The United States expanded at a rate of 3.6 percent on the largest increase in inventories since 1998. Unfortunately, consumer spending, which represents 70 percent of the economy, is anemic. Sales data from holiday expectations were far less than expected as consumers pinch their wallets closed.
The GDP print far exceeded the 2.8 percent forecasts and was the strongest reading since the first quarter of 2012, according to the Commerce Department.”The big boost is from inventories, but the big question for fourth-quarter growth is whether this is voluntary inventory expansion or involuntary,” said Sam Coffin of UBS Securities LLC. The data showed a large increase in inventories from $86 billion to over $115 billion on expectation of improvements in business investment and household purchases, which are growing at the slowest pace in four years.
According to revised data, wages and salaries in the second quarter increased by $77.2 billion from the $54.6 billion reported initially. The third quarter wages and salaries increased $46 billion.

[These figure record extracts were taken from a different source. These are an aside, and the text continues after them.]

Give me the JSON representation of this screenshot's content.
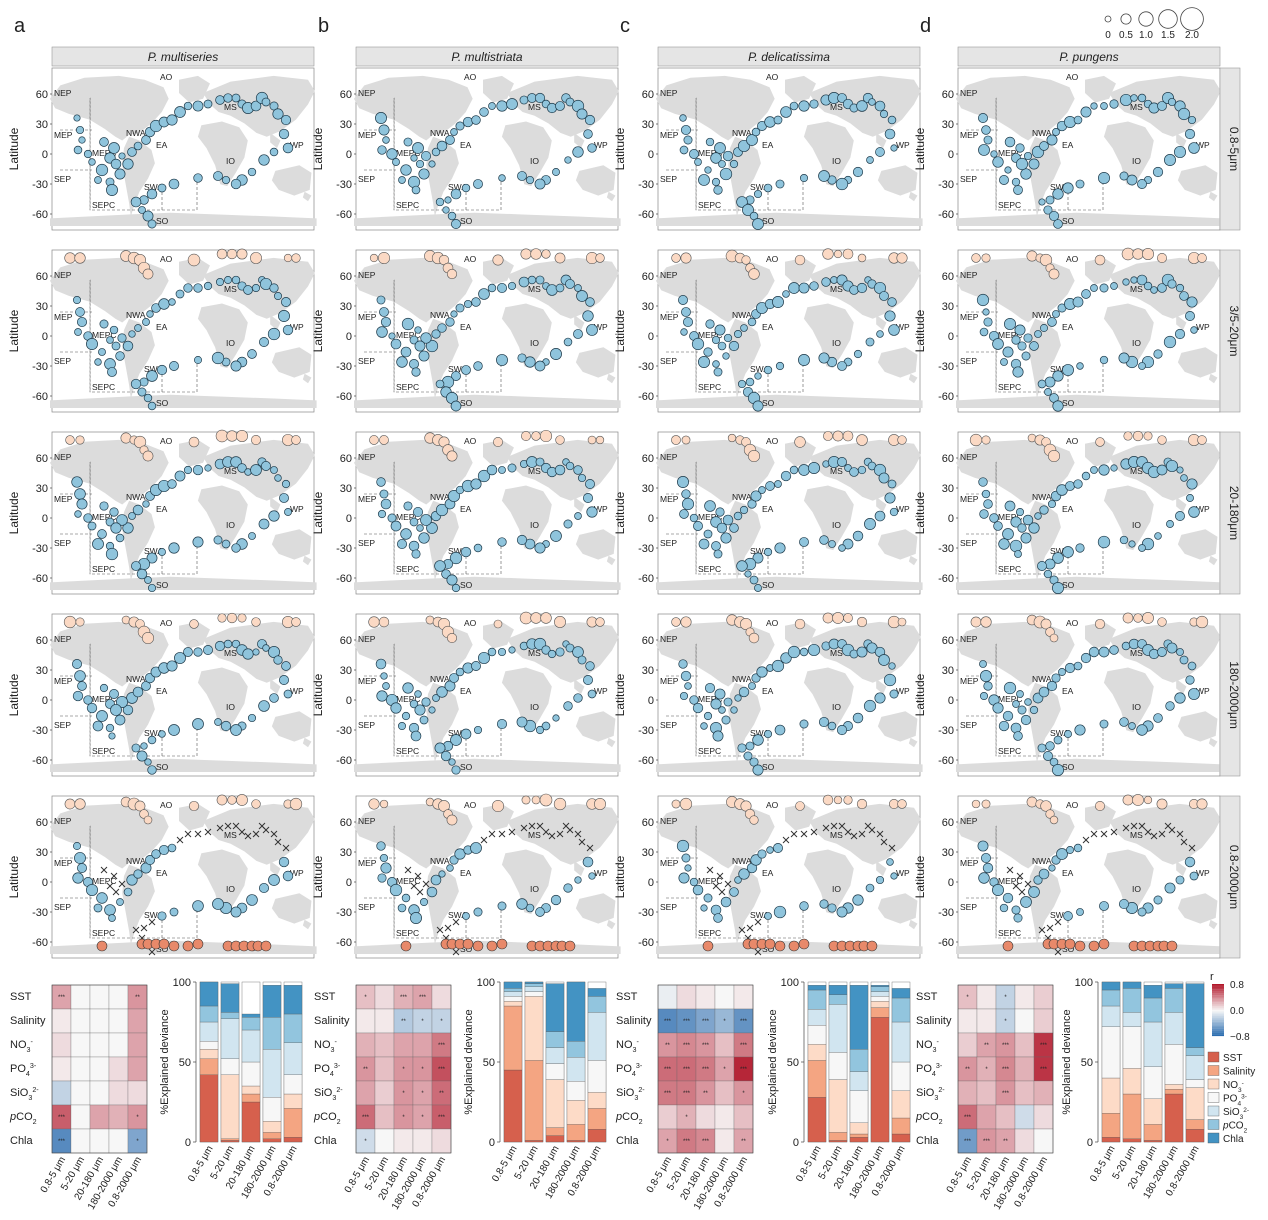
{
  "panel_letters": [
    "a",
    "b",
    "c",
    "d"
  ],
  "species": [
    "P. multiseries",
    "P. multistriata",
    "P. delicatissima",
    "P. pungens"
  ],
  "size_fractions": [
    "0.8-5μm",
    "3/5-20μm",
    "20-180μm",
    "180-2000μm",
    "0.8-2000μm"
  ],
  "map_axis": {
    "ylabel": "Latitude",
    "ticks": [
      "60",
      "30",
      "0",
      "-30",
      "-60"
    ],
    "tick_values": [
      60,
      30,
      0,
      -30,
      -60
    ]
  },
  "regions": [
    "AO",
    "NEP",
    "MEP",
    "MEPC",
    "NWA",
    "MS",
    "EA",
    "IO",
    "WP",
    "SEP",
    "SWA",
    "SEPC",
    "SO"
  ],
  "size_legend": {
    "labels": [
      "0",
      "0.5",
      "1.0",
      "1.5",
      "2.0"
    ],
    "values": [
      0,
      0.5,
      1.0,
      1.5,
      2.0
    ]
  },
  "colors": {
    "land": "#dcdcdc",
    "point_blue": "#8fc4dc",
    "point_pale": "#fbd9c4",
    "point_orange": "#e8896a",
    "strip": "#e5e5e5"
  },
  "heatmap": {
    "rows": [
      "SST",
      "Salinity",
      "NO3-",
      "PO43-",
      "SiO32-",
      "pCO2",
      "Chla"
    ],
    "cols": [
      "0.8-5 μm",
      "5-20 μm",
      "20-180 μm",
      "180-2000 μm",
      "0.8-2000 μm"
    ],
    "r_legend": {
      "title": "r",
      "ticks": [
        "0.8",
        "0.0",
        "−0.8"
      ]
    },
    "panels": [
      {
        "values": [
          [
            0.3,
            0,
            0,
            0,
            0.35
          ],
          [
            0.05,
            0,
            0,
            0,
            0.3
          ],
          [
            0.1,
            0,
            0,
            0,
            0.3
          ],
          [
            0.05,
            0,
            0,
            0.1,
            0.3
          ],
          [
            -0.2,
            0,
            0,
            0.1,
            0.1
          ],
          [
            0.55,
            0,
            0.3,
            0.25,
            0.35
          ],
          [
            -0.6,
            0,
            0,
            0,
            -0.45
          ]
        ],
        "sig": [
          [
            "***",
            "",
            "",
            "",
            "**"
          ],
          [
            "",
            "",
            "",
            "",
            ""
          ],
          [
            "",
            "",
            "",
            "",
            ""
          ],
          [
            "",
            "",
            "",
            "",
            ""
          ],
          [
            "",
            "",
            "",
            "",
            ""
          ],
          [
            "***",
            "",
            "",
            "",
            "*"
          ],
          [
            "***",
            "",
            "",
            "",
            "*"
          ]
        ]
      },
      {
        "values": [
          [
            0.2,
            0.1,
            0.25,
            0.3,
            0.1
          ],
          [
            0.05,
            0.05,
            -0.25,
            -0.2,
            -0.2
          ],
          [
            0.25,
            0.2,
            0.3,
            0.3,
            0.45
          ],
          [
            0.35,
            0.2,
            0.35,
            0.35,
            0.6
          ],
          [
            0.3,
            0.15,
            0.35,
            0.3,
            0.5
          ],
          [
            0.5,
            0.2,
            0.35,
            0.3,
            0.55
          ],
          [
            -0.15,
            0,
            0.05,
            0.05,
            0.1
          ]
        ],
        "sig": [
          [
            "*",
            "",
            "***",
            "***",
            ""
          ],
          [
            "",
            "",
            "**",
            "*",
            "*"
          ],
          [
            "",
            "",
            "",
            "",
            "***"
          ],
          [
            "**",
            "",
            "*",
            "*",
            "***"
          ],
          [
            "",
            "",
            "*",
            "*",
            "**"
          ],
          [
            "***",
            "",
            "*",
            "*",
            "***"
          ],
          [
            "*",
            "",
            "",
            "",
            ""
          ]
        ]
      },
      {
        "values": [
          [
            -0.05,
            0.1,
            0.05,
            0,
            0.05
          ],
          [
            -0.6,
            -0.55,
            -0.45,
            -0.35,
            -0.55
          ],
          [
            0.35,
            0.4,
            0.35,
            0.2,
            0.45
          ],
          [
            0.5,
            0.5,
            0.45,
            0.3,
            0.75
          ],
          [
            0.45,
            0.45,
            0.35,
            0.2,
            0.35
          ],
          [
            0.15,
            0.25,
            0.1,
            0.05,
            0.2
          ],
          [
            0.3,
            0.45,
            0.4,
            0.05,
            0.3
          ]
        ],
        "sig": [
          [
            "",
            "",
            "",
            "",
            ""
          ],
          [
            "***",
            "***",
            "***",
            "*",
            "***"
          ],
          [
            "**",
            "***",
            "***",
            "",
            "***"
          ],
          [
            "***",
            "***",
            "***",
            "*",
            "***"
          ],
          [
            "***",
            "***",
            "**",
            "",
            "*"
          ],
          [
            "",
            "*",
            "",
            "",
            ""
          ],
          [
            "*",
            "***",
            "***",
            "",
            "**"
          ]
        ]
      },
      {
        "values": [
          [
            0.2,
            0.05,
            -0.2,
            0.05,
            0.15
          ],
          [
            0.05,
            0.05,
            -0.2,
            0,
            0.15
          ],
          [
            0.15,
            0.3,
            0.35,
            0.2,
            0.7
          ],
          [
            0.35,
            0.25,
            0.4,
            0.25,
            0.7
          ],
          [
            0.25,
            0.2,
            0.35,
            0.2,
            0.25
          ],
          [
            0.5,
            0.3,
            0.2,
            -0.15,
            0.1
          ],
          [
            -0.5,
            0.35,
            0.3,
            0.1,
            0
          ]
        ],
        "sig": [
          [
            "*",
            "",
            "*",
            "",
            ""
          ],
          [
            "",
            "",
            "*",
            "",
            ""
          ],
          [
            "",
            "**",
            "***",
            "",
            "***"
          ],
          [
            "**",
            "*",
            "***",
            "",
            "***"
          ],
          [
            "",
            "",
            "***",
            "",
            ""
          ],
          [
            "***",
            "",
            "",
            "",
            ""
          ],
          [
            "***",
            "***",
            "**",
            "",
            ""
          ]
        ]
      }
    ]
  },
  "deviance": {
    "ylabel": "%Explained deviance",
    "yticks": [
      "100",
      "50",
      "0"
    ],
    "ytick_values": [
      100,
      50,
      0
    ],
    "cols": [
      "0.8-5 μm",
      "5-20 μm",
      "20-180 μm",
      "180-2000 μm",
      "0.8-2000 μm"
    ],
    "order_bottom_up": [
      "Chla",
      "pCO2",
      "SiO32-",
      "PO43-",
      "NO3-",
      "Salinity",
      "SST"
    ],
    "legend": [
      "SST",
      "Salinity",
      "NO3-",
      "PO43-",
      "SiO32-",
      "pCO2",
      "Chla"
    ],
    "colors": [
      "#d6604d",
      "#f4a582",
      "#fddbc7",
      "#f7f7f7",
      "#d1e5f0",
      "#92c5de",
      "#4393c3"
    ],
    "panels": [
      [
        [
          42,
          10,
          6,
          5,
          12,
          10,
          15
        ],
        [
          1,
          1,
          40,
          10,
          25,
          4,
          18
        ],
        [
          25,
          5,
          5,
          15,
          20,
          8,
          2
        ],
        [
          2,
          4,
          7,
          15,
          30,
          20,
          20
        ],
        [
          3,
          18,
          9,
          12,
          20,
          18,
          18
        ]
      ],
      [
        [
          45,
          40,
          3,
          3,
          3,
          2,
          4
        ],
        [
          1,
          50,
          40,
          3,
          3,
          2,
          1
        ],
        [
          4,
          5,
          30,
          10,
          10,
          10,
          30
        ],
        [
          1,
          10,
          15,
          12,
          15,
          10,
          37
        ],
        [
          8,
          13,
          10,
          20,
          30,
          10,
          5
        ]
      ],
      [
        [
          28,
          23,
          10,
          12,
          10,
          12,
          3
        ],
        [
          1,
          5,
          33,
          17,
          30,
          6,
          6
        ],
        [
          3,
          2,
          7,
          20,
          12,
          14,
          40
        ],
        [
          78,
          6,
          4,
          3,
          3,
          3,
          1
        ],
        [
          5,
          10,
          17,
          18,
          25,
          15,
          6
        ]
      ],
      [
        [
          3,
          15,
          22,
          32,
          13,
          10,
          5
        ],
        [
          2,
          28,
          16,
          26,
          9,
          15,
          4
        ],
        [
          1,
          10,
          16,
          20,
          28,
          15,
          8
        ],
        [
          30,
          3,
          3,
          25,
          20,
          15,
          3
        ],
        [
          8,
          6,
          20,
          5,
          15,
          5,
          40
        ]
      ]
    ]
  }
}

Gross domestic income increased by 1.4 percent annualized in the third quarter, which is over half of the 3.2 percent seen in the second quarter. Consumer spending also increased 1.4 percent – the smallest gain since the fourth quarter of 2009.
Business spending is lukewarm, and demand for non-defense capital goods, fell 1.2 percent in October after declining 1.4 percent in September. The Commerce Department data showed this was the first back-to-back decline over the last year.
Housing and auto sales continue to be the central growth focus. Residential construction increased 13 percent, annualized. Auto sales increased 7.1 percent.